If the west Allies waltz into the Rhineland Stalin will be smiling as effective resistance in the east will collapse in a hurry. The German ammunition & arms production was a interlocking web and the Allies taking down the Rhine transportation corridor, disrupting the western portions of the electrical grid, making every effort to encircle of over run the Ruhr, launching their medium bomber forces from the new bases in France & Belgium, ect... ect... OTL when the 12 Army Group reached the Rhine river in Feb/March 1945 the 9th AF & 2d Tactical AF attacks on the railways east of the Rhine started showing results.

If the new government sends too much east, then the advanced elements of the 6th, 12th, & 21 AG are liable to overrun the border defenses and close to the Rhine even earlier than OTL. If they close to the Rhine in August or September then the west extension of the Ruhr is over run, the Rhine barge traffic & parallel railways are cut, Allied tactical aircraft can attack transportation in the Ruhr. A Market-Garden type operation somewhere along the Rhine may succeed.

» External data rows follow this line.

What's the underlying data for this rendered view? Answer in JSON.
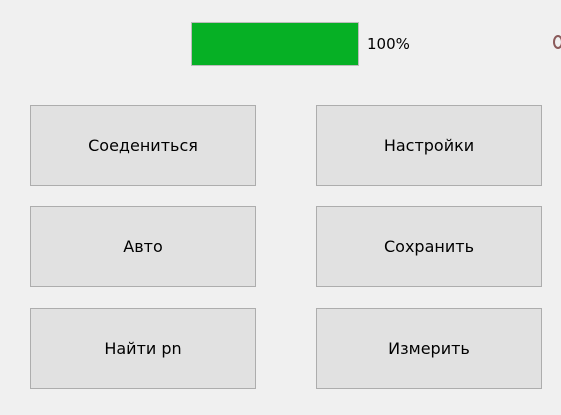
{
  "progress": {
    "value": 1.0,
    "label": "100%"
  },
  "buttons": {
    "connect": "Соедениться",
    "settings": "Настройки",
    "auto": "Авто",
    "save": "Сохранить",
    "find": "Найти pn",
    "measure": "Измерить"
  },
  "colors": {
    "background": "#f0f0f0",
    "progress_fill": "#06b025",
    "button_face": "#e1e1e1",
    "button_border": "#adadad"
  }
}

End result is the German forces in the east are running out of ammunition in Oct-Nov, if not sooner. Vehicles will be abandoned enmass as spare parts cease to arrive, fuel becomes unreliable, even rations are hit or miss.

What if they offered to surrender with the only condition being to only have Western Troops occupying Germany? ...

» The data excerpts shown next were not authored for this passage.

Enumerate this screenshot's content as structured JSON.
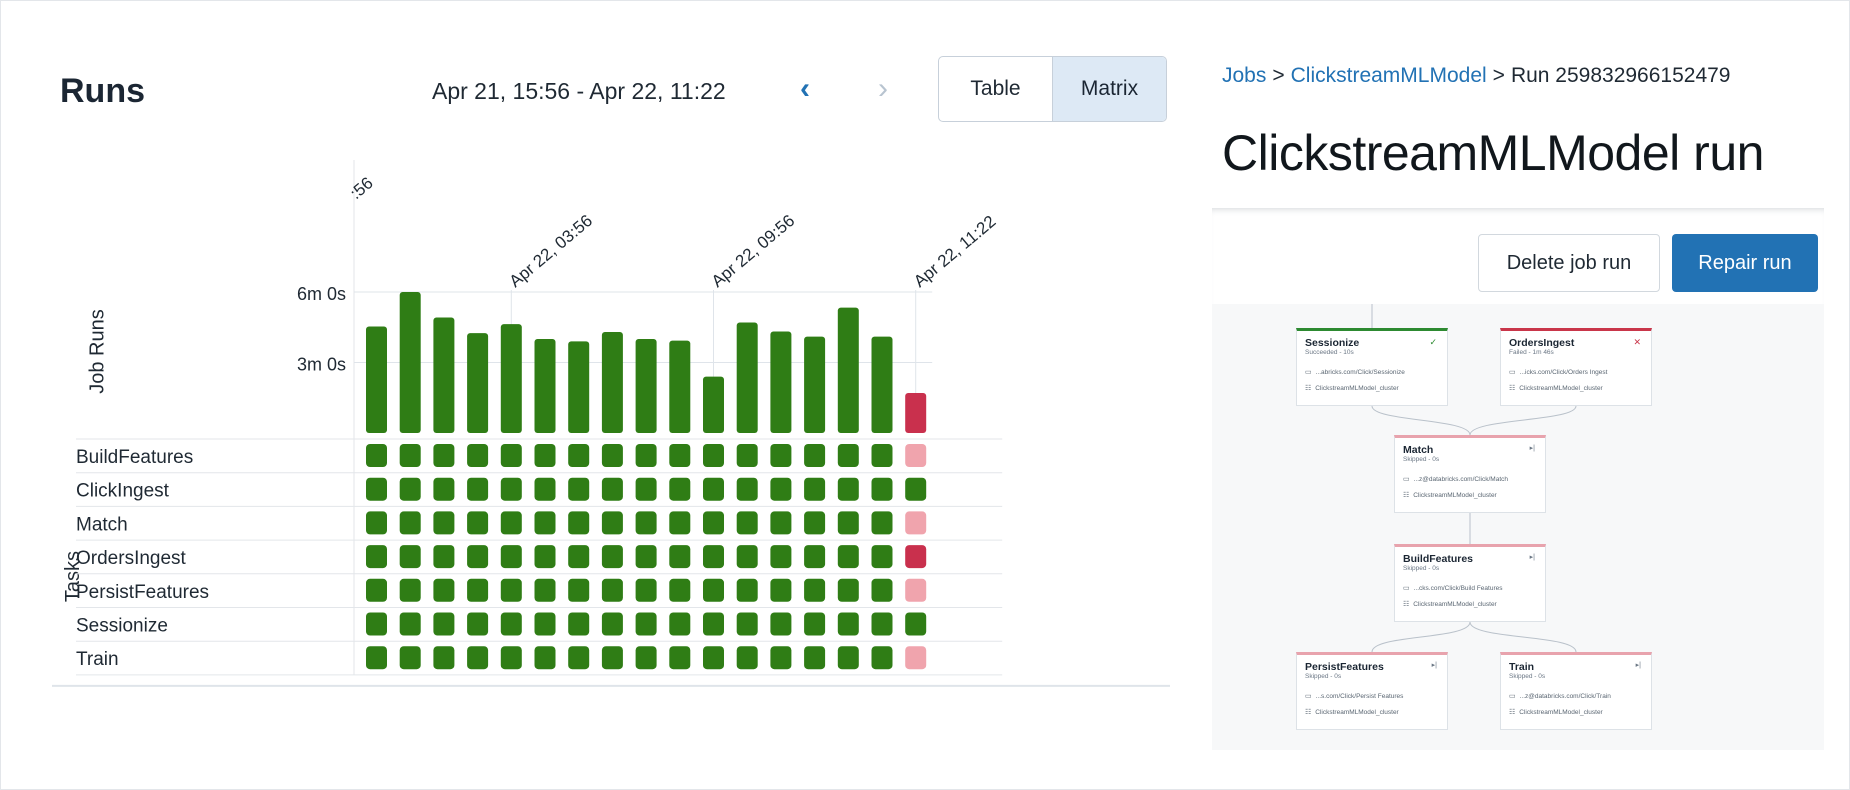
{
  "runs": {
    "title": "Runs",
    "date_range": "Apr 21, 15:56 - Apr 22, 11:22",
    "prev_icon": "chevron-left-icon",
    "next_icon": "chevron-right-icon",
    "view_toggle": {
      "table_label": "Table",
      "matrix_label": "Matrix",
      "active": "Matrix"
    }
  },
  "chart_data": {
    "type": "bar",
    "ylabel": "Job Runs",
    "y_ticks": [
      "6m 0s",
      "3m 0s"
    ],
    "y_tick_values_seconds": [
      360,
      180
    ],
    "x_tick_labels": [
      ":56",
      "Apr 22, 03:56",
      "Apr 22, 09:56",
      "Apr 22, 11:22"
    ],
    "x_tick_run_index": [
      0,
      4,
      10,
      16
    ],
    "run_durations_seconds": [
      272,
      360,
      295,
      255,
      278,
      240,
      234,
      258,
      240,
      236,
      144,
      282,
      259,
      246,
      320,
      246,
      102
    ],
    "run_status": [
      "success",
      "success",
      "success",
      "success",
      "success",
      "success",
      "success",
      "success",
      "success",
      "success",
      "success",
      "success",
      "success",
      "success",
      "success",
      "success",
      "failed"
    ],
    "colors": {
      "success": "#2f7d15",
      "failed": "#c9304d",
      "skipped": "#f0a4ad"
    }
  },
  "tasks": {
    "label": "Tasks",
    "rows": [
      {
        "name": "BuildFeatures",
        "last_status": "skipped"
      },
      {
        "name": "ClickIngest",
        "last_status": "success"
      },
      {
        "name": "Match",
        "last_status": "skipped"
      },
      {
        "name": "OrdersIngest",
        "last_status": "failed"
      },
      {
        "name": "PersistFeatures",
        "last_status": "skipped"
      },
      {
        "name": "Sessionize",
        "last_status": "success"
      },
      {
        "name": "Train",
        "last_status": "skipped"
      }
    ]
  },
  "detail": {
    "breadcrumb": {
      "jobs": "Jobs",
      "job": "ClickstreamMLModel",
      "run": "Run 259832966152479",
      "separator": ">"
    },
    "title": "ClickstreamMLModel run",
    "delete_label": "Delete job run",
    "repair_label": "Repair run",
    "dag_nodes": [
      {
        "name": "Sessionize",
        "status": "Succeeded - 10s",
        "path": "...abricks.com/Click/Sessionize",
        "cluster": "ClickstreamMLModel_cluster",
        "state": "ok"
      },
      {
        "name": "OrdersIngest",
        "status": "Failed - 1m 46s",
        "path": "...icks.com/Click/Orders Ingest",
        "cluster": "ClickstreamMLModel_cluster",
        "state": "fail"
      },
      {
        "name": "Match",
        "status": "Skipped - 0s",
        "path": "...z@databricks.com/Click/Match",
        "cluster": "ClickstreamMLModel_cluster",
        "state": "skip"
      },
      {
        "name": "BuildFeatures",
        "status": "Skipped - 0s",
        "path": "...cks.com/Click/Build Features",
        "cluster": "ClickstreamMLModel_cluster",
        "state": "skip"
      },
      {
        "name": "PersistFeatures",
        "status": "Skipped - 0s",
        "path": "...s.com/Click/Persist Features",
        "cluster": "ClickstreamMLModel_cluster",
        "state": "skip"
      },
      {
        "name": "Train",
        "status": "Skipped - 0s",
        "path": "...z@databricks.com/Click/Train",
        "cluster": "ClickstreamMLModel_cluster",
        "state": "skip"
      }
    ]
  }
}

In April & May 1945 German commanders were offering assorted deals. They were all surprised to find the Allied leaders rejecting these across the board. The problem was not that Allied leaders were sticking to the agreements with the USSR out of principle, it was they had zero trust for the German leaders.

...I know the US administration contained a lot of useful idiots for the Soviets. ...

The Unconditional surrender idea originated with the Americans. It had Marshals complete support & by extension Eisenhowers. it pretty much ASB the US leaders will flake out on the Allied goal of taking complete control of Germany.

Also, there would be no Courland Pocket and no "no-retreat" orders in this TL after July 1944, correct? After all, wouldn't the German coup plotters want the front lines to be as straight, narrow, and secure as possible (as opposed to squandering German troops by stationing them in distant areas such as Courland)?

Was it even practical to evacuate significant forces from the Courland? Evacuating the smaller Konigsberg pocket was difficult enough.
 
In April & May 1945 German commanders were offering assorted deals. They were all surprised to find the Allied leaders rejecting these across the board. The problem was not that Allied leaders were sticking to the agreements with the USSR out of principle, it was they had zero trust for the German leaders.

And such defecting Germans had essentially nothing left to offer by then. The interesting possibility is: WI the German state goes public with very modest surrender conditions, when the Allies still face a lot of fighting? (If the Germans would do that before it was too late. The SK was very unrealistic before the coup; OTOH, they weren't delusional and nihilistic, like Hitler.)

Was it even practical to evacuate significant forces from the Courland? Evacuating the smaller Konigsberg pocket was difficult enough.

Oh, sure. Konigsberg was evacuated in May 1945, when Germany had all but collapsed, and even so the Germans moved over a million people.

Courland was isolated in August 1944, when the German position was much better. At that time the Germans still held most of Estonia; they held Riga till mid-October.